I am one of the hundreds, perhaps thousands of runners in Britain that harbours dreams of doing a marathon, but I struggle to get motivated. I’ve signed up to several marathons but then I let life get in the way. Running sometimes felt like such a chore to me – even though there were elements that I liked about it – and getting out of the house was the thing I struggled to do.
On new year’s day, I wasn’t hungover at all so I went for a run around the estate that I lived in. I’d done a few runs before Christmas so it felt ok, I wasn’t too fast but I didn’t hate it either. Being off work meant that I could get into a routine much more easily, as I wasn’t back in the office until the 6th of January. By the time I was back, I’d cemented half an hour’s worth of daily running into my routine. Luckily, work wasn’t too busy so I got to leave on time to eat my tea and then go for a run afterwards.
When I started to feel like my goal was achievable, I began to tell people what I was doing. The positive responses made me feel good, but there were some naysayers. One friend told me that it was ‘incredibly bad for me’, which I struggled to believe. If you’re running long distances and you have an injury – then I’m sure there are drawbacks to skipping rest days. I made sure to only run a couple of miles every day and I wasn’t trying to get a personal best.
The benefits started to kick in after about 10 days – or should I say that I started to feel them more deeply. It took me less time to fall asleep, I felt less physical symptoms of anxiety (the mental ones remained) and my running improved. I’ve always been a slow runner, as I always tried for longer distances over speed, which I now think is one of the reasons why I found running to be such a chore.

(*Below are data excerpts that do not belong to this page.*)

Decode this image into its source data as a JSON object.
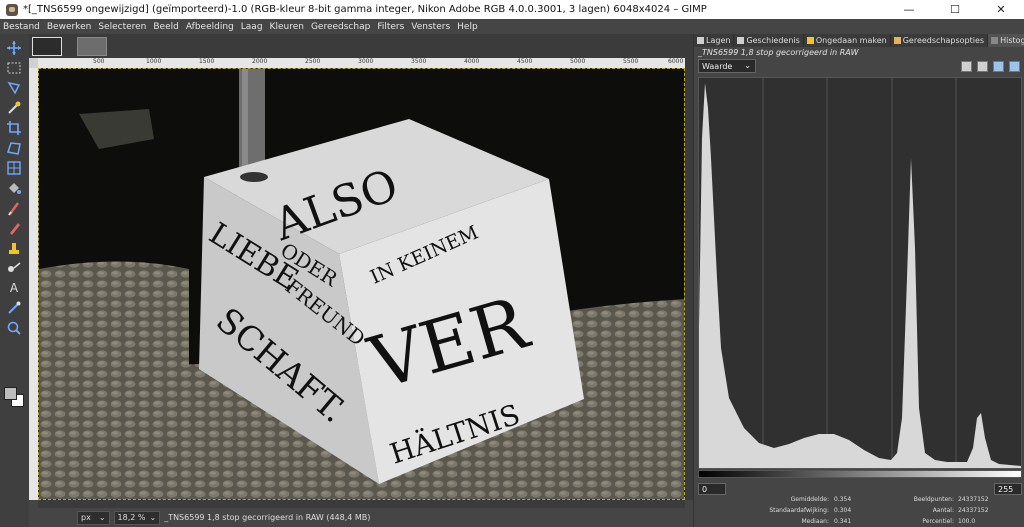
{
  "window": {
    "title": "*[_TNS6599 ongewijzigd] (geïmporteerd)-1.0 (RGB-kleur 8-bit gamma integer, Nikon Adobe RGB 4.0.0.3001, 3 lagen) 6048x4024 – GIMP",
    "minimize": "—",
    "maximize": "☐",
    "close": "✕"
  },
  "menu": [
    "Bestand",
    "Bewerken",
    "Selecteren",
    "Beeld",
    "Afbeelding",
    "Laag",
    "Kleuren",
    "Gereedschap",
    "Filters",
    "Vensters",
    "Help"
  ],
  "image_tabs": {
    "close": "⊗"
  },
  "ruler": {
    "labels": [
      "500",
      "1000",
      "1500",
      "2000",
      "2500",
      "3000",
      "3500",
      "4000",
      "4500",
      "5000",
      "5500",
      "6000"
    ]
  },
  "status": {
    "unit": "px",
    "zoom": "18,2 %",
    "message": "_TNS6599 1,8 stop gecorrigeerd in RAW (448,4 MB)"
  },
  "dock": {
    "tabs": [
      {
        "label": "Lagen",
        "icon": "layers-icon"
      },
      {
        "label": "Geschiedenis",
        "icon": "history-icon"
      },
      {
        "label": "Ongedaan maken",
        "icon": "undo-icon"
      },
      {
        "label": "Gereedschapsopties",
        "icon": "tool-options-icon"
      },
      {
        "label": "Histogram",
        "icon": "histogram-icon"
      }
    ],
    "layer_name": "_TNS6599 1,8 stop gecorrigeerd in RAW",
    "channel": "Waarde",
    "range_start": "0",
    "range_end": "255"
  },
  "stats": {
    "mean_label": "Gemiddelde:",
    "mean": "0.354",
    "stddev_label": "Standaardafwijking:",
    "stddev": "0.304",
    "median_label": "Mediaan:",
    "median": "0.341",
    "pixels_label": "Beeldpunten:",
    "pixels": "24337152",
    "count_label": "Aantal:",
    "count": "24337152",
    "percentile_label": "Percentiel:",
    "percentile": "100.0"
  },
  "artwork": {
    "words_left": [
      "LIEBE",
      "ODER",
      "FREUND",
      "SCHAFT."
    ],
    "words_right": [
      "IN KEINEM",
      "VER",
      "HÄLTNIS"
    ],
    "word_top": "ALSO"
  },
  "colors": {
    "accent": "#b5a92c",
    "panel": "#454545",
    "canvas_border": "#b5a92c"
  }
}
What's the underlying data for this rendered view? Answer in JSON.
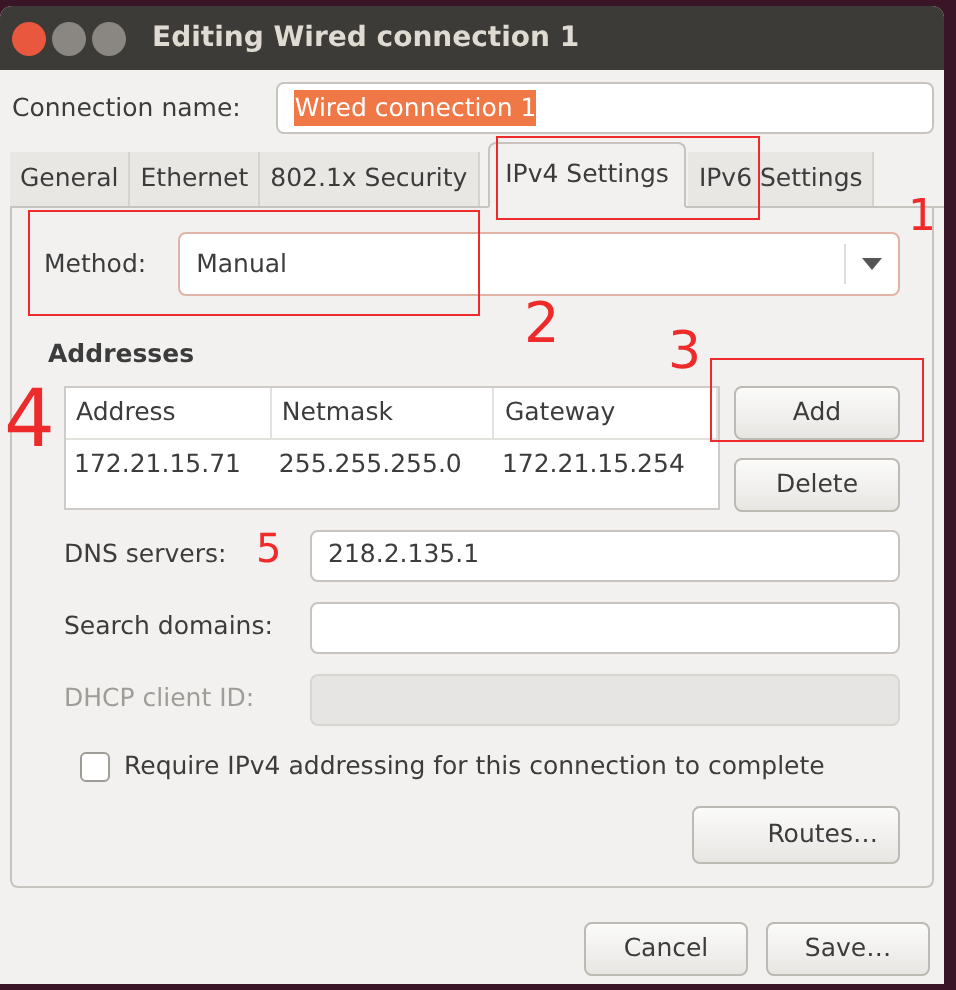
{
  "window": {
    "title": "Editing Wired connection 1"
  },
  "connection_name": {
    "label": "Connection name:",
    "value": "Wired connection 1",
    "text_selected": true
  },
  "tabs": [
    {
      "label": "General",
      "selected": false
    },
    {
      "label": "Ethernet",
      "selected": false
    },
    {
      "label": "802.1x Security",
      "selected": false
    },
    {
      "label": "IPv4 Settings",
      "selected": true
    },
    {
      "label": "IPv6 Settings",
      "selected": false
    }
  ],
  "method": {
    "label": "Method:",
    "value": "Manual"
  },
  "addresses": {
    "heading": "Addresses",
    "columns": [
      "Address",
      "Netmask",
      "Gateway"
    ],
    "rows": [
      [
        "172.21.15.71",
        "255.255.255.0",
        "172.21.15.254"
      ]
    ],
    "buttons": [
      {
        "label": "Add",
        "disabled": false
      },
      {
        "label": "Delete",
        "disabled": false
      }
    ]
  },
  "fields": [
    {
      "label": "DNS servers:",
      "value": "218.2.135.1",
      "disabled": false
    },
    {
      "label": "Search domains:",
      "disabled": false
    },
    {
      "label": "DHCP client ID:",
      "disabled": true
    }
  ],
  "require_ipv4": {
    "label": "Require IPv4 addressing for this connection to complete",
    "checked": false
  },
  "routes_button": "Routes…",
  "dialog_buttons": [
    "Cancel",
    "Save…"
  ],
  "annotations": [
    {
      "kind": "box"
    },
    {
      "kind": "box"
    },
    {
      "kind": "box"
    },
    {
      "kind": "number",
      "label": "1"
    },
    {
      "kind": "number",
      "label": "2"
    },
    {
      "kind": "number",
      "label": "3"
    },
    {
      "kind": "number",
      "label": "4"
    },
    {
      "kind": "number",
      "label": "5"
    }
  ]
}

When it got to the middle of January, I could see the wall approaching – I would procrastinate more and my motivation dipped. I didn’t want to run away from this challenge in the metaphorical sense, so I did a few runs that I didn’t enjoy so much. Once I accepted that I’d chosen this and there were less than 10 days to go, my determination returned. With any physical challenge, there is always a wall and I felt so proud that I’d finally managed to get past it to keep on running.
I’ve had mental health problems like anxiety, depression and OCD my whole life – so doing something physical yet achievable like this was perfect for me. My last week of RED was a breeze as I could see the goal that I had in mind becoming a reality. The fact that I didn’t give up made me feel good about myself. Not only that, but I had a better relationship with my body. When I felt any pain or bodily sensation, I thought about where it came from, instead of panicking about it so much.
Not every run was fun by any means, and sometimes I would go ‘plogging’ (picking you trash while running) to give myself something to aim for. One thing I didn’t aim for was personal bests, but because I was running short distances, I got them anyway. I’ve started doing longer runs now and my times are the best they’ve ever been. Making my times faster before attempting longer distances really worked for me.
I really recommend RED for getting over the wall – my brother’s girlfriend loves it so much that she’s carried on doing it. When I came in from my last January run, my boyfriend played trumpet music to celebrate what I’d achieved and it felt good. A love of running is a hard-won achievement – you really do have to earn it.